Subsequently, a first cost function (L) is determined_learning) Which characterizes the deviation between the determined output variables of the neural network and the predetermined output variables of the training data.

Subsequently, a second cost function (L) is determined_pruning) Which characterizes the current complexity of the neural network

Deviation from a defined complexity (P, M), wherein the current complexity is determined as a function of the number of scaling factors whose absolute value is greater than a predefined threshold (t)

。

The neural network is then learned such that the sum of the first and second cost functions is optimized in accordance with parameters of the neural network. The neural network may be pre-learned, i.e., the neural network has learned for a number of time periods using only the first cost function.

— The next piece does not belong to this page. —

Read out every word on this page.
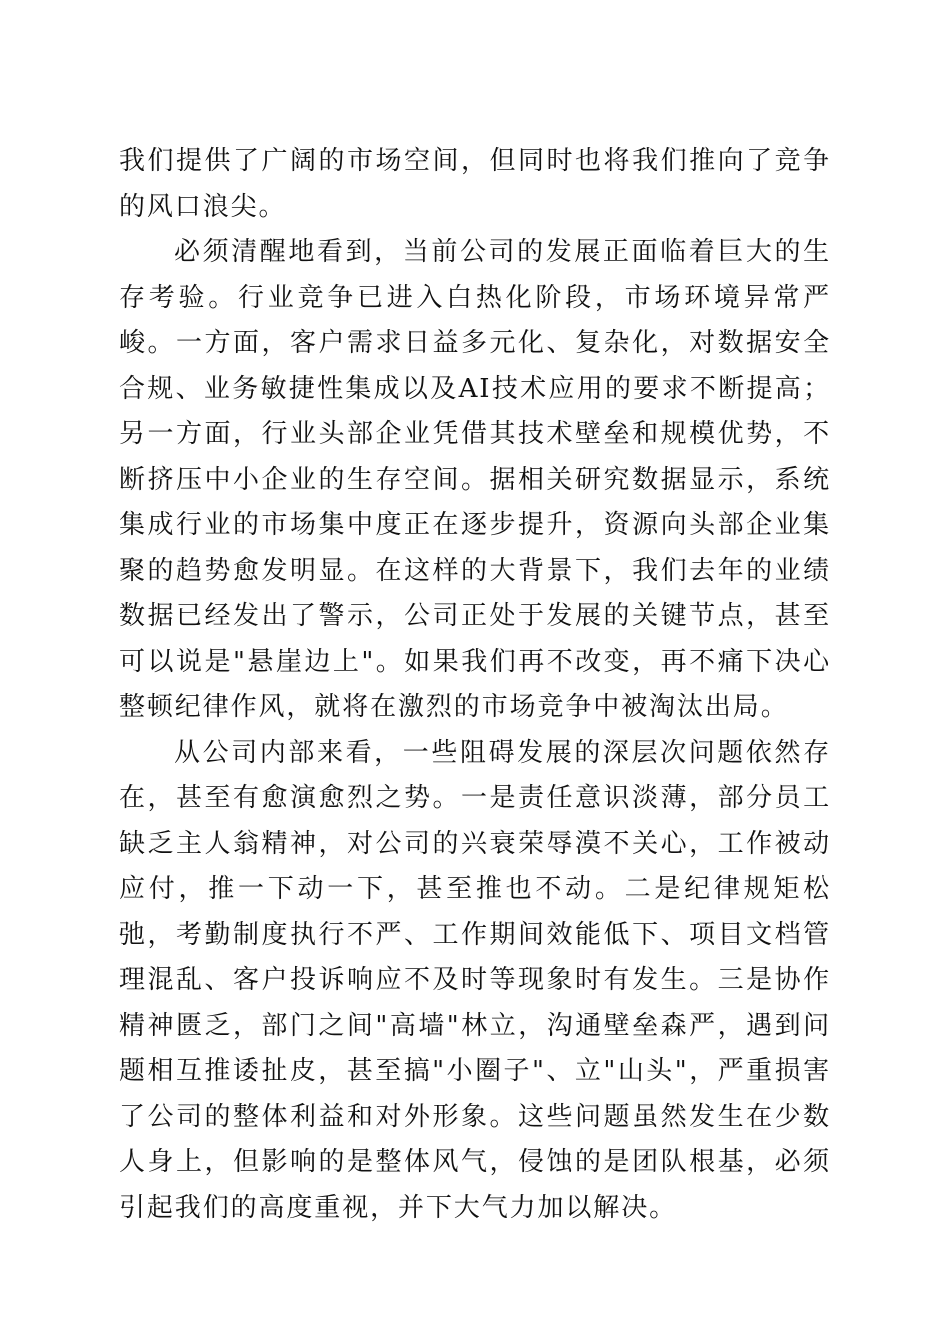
我们提供了广阔的市场空间，但同时也将我们推向了竞争的风口浪尖。

必须清醒地看到，当前公司的发展正面临着巨大的生存考验。行业竞争已进入白热化阶段，市场环境异常严峻。一方面，客户需求日益多元化、复杂化，对数据安全合规、业务敏捷性集成以及AI技术应用的要求不断提高；另一方面，行业头部企业凭借其技术壁垒和规模优势，不断挤压中小企业的生存空间。据相关研究数据显示，系统集成行业的市场集中度正在逐步提升，资源向头部企业集聚的趋势愈发明显。在这样的大背景下，我们去年的业绩数据已经发出了警示，公司正处于发展的关键节点，甚至可以说是"悬崖边上"。如果我们再不改变，再不痛下决心整顿纪律作风，就将在激烈的市场竞争中被淘汰出局。

从公司内部来看，一些阻碍发展的深层次问题依然存在，甚至有愈演愈烈之势。一是责任意识淡薄，部分员工缺乏主人翁精神，对公司的兴衰荣辱漠不关心，工作被动应付，推一下动一下，甚至推也不动。二是纪律规矩松弛，考勤制度执行不严、工作期间效能低下、项目文档管理混乱、客户投诉响应不及时等现象时有发生。三是协作精神匮乏，部门之间"高墙"林立，沟通壁垒森严，遇到问题相互推诿扯皮，甚至搞"小圈子"、立"山头"，严重损害了公司的整体利益和对外形象。这些问题虽然发生在少数人身上，但影响的是整体风气，侵蚀的是团队根基，必须引起我们的高度重视，并下大气力加以解决。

The weights of the first layer are then removed, the scaling factors assigned to these weights having an absolute value smaller than a predefined threshold value (t). In addition, the second layer can be integrated into the first layer by additionally carrying out an affine transformation of the second layer for the first layer.

Alternatively, after learning with both cost functions, the weighting of the scaling factor smaller than the threshold in absolute value can be deleted by setting both the scaling factor and the shift coefficient to the value 0.

It is proposed to determine the current number of scaling factors (γ) by means of a sum of index functions (Φ (γ, t)) applied to each scaling factor, wherein said index functions output a value of 1 when the absolute value of the scaling factor is greater than a threshold value (t) and a value of 0 otherwise. The current complexity is then determined from the sum of the indicator functions

The sum is normalized to the number of calculated weights of the first layer multiplied by the number of parameters or multiplications from the first layer.

It is also proposed that the neural network has a plurality of sequences of a first layer and a second layer. The complexity of the first layer is then determined in each case from the sum of the index functions, which sum is normalized to the number of calculated weights of the first layer. Will be current complexity

Is determined as the sum of the complexity of the first layer multiplied by the complexity of the immediately preceding first layer and multiplied by the number of parameters or multiplications from the respective first layer. The advantage of multiplying the complexity of the immediately preceding first layer is that it is thus possible to take into account the count of the subsequent layer when compressing the immediately preceding layerThe computational complexity is automatically reduced.

It is also proposed to scale the second cost function (L) by a factor (lambda)_pruning) Wherein the factor (λ) is selected such that the value of the scaled second cost function corresponds to the determined first value of the first cost function at the beginning of the learning. For example, the first value may correspond to a value of a first cost function determined for a neural network initialized with random weights at the beginning of learning. It has been found that in this scaling of the second cost function, its effect on the sum of the cost functions is ideal in order to achieve the lowest performance degradation after the removal of the weighting.

It is also proposed to initialize the factor (λ) of the second cost function to a value of 1 at the beginning of learning and to increment the factor (λ) each time the step of learning is repeatedly performed, until the factor assumes a value such that the second cost function scaled with the factor (λ) corresponds in absolute value to the first cost function at the beginning of learning. It has been found that this so-called factor (λ) warming can achieve the best results in terms of fast convergence of learning and the goal of achieving maximum complexity.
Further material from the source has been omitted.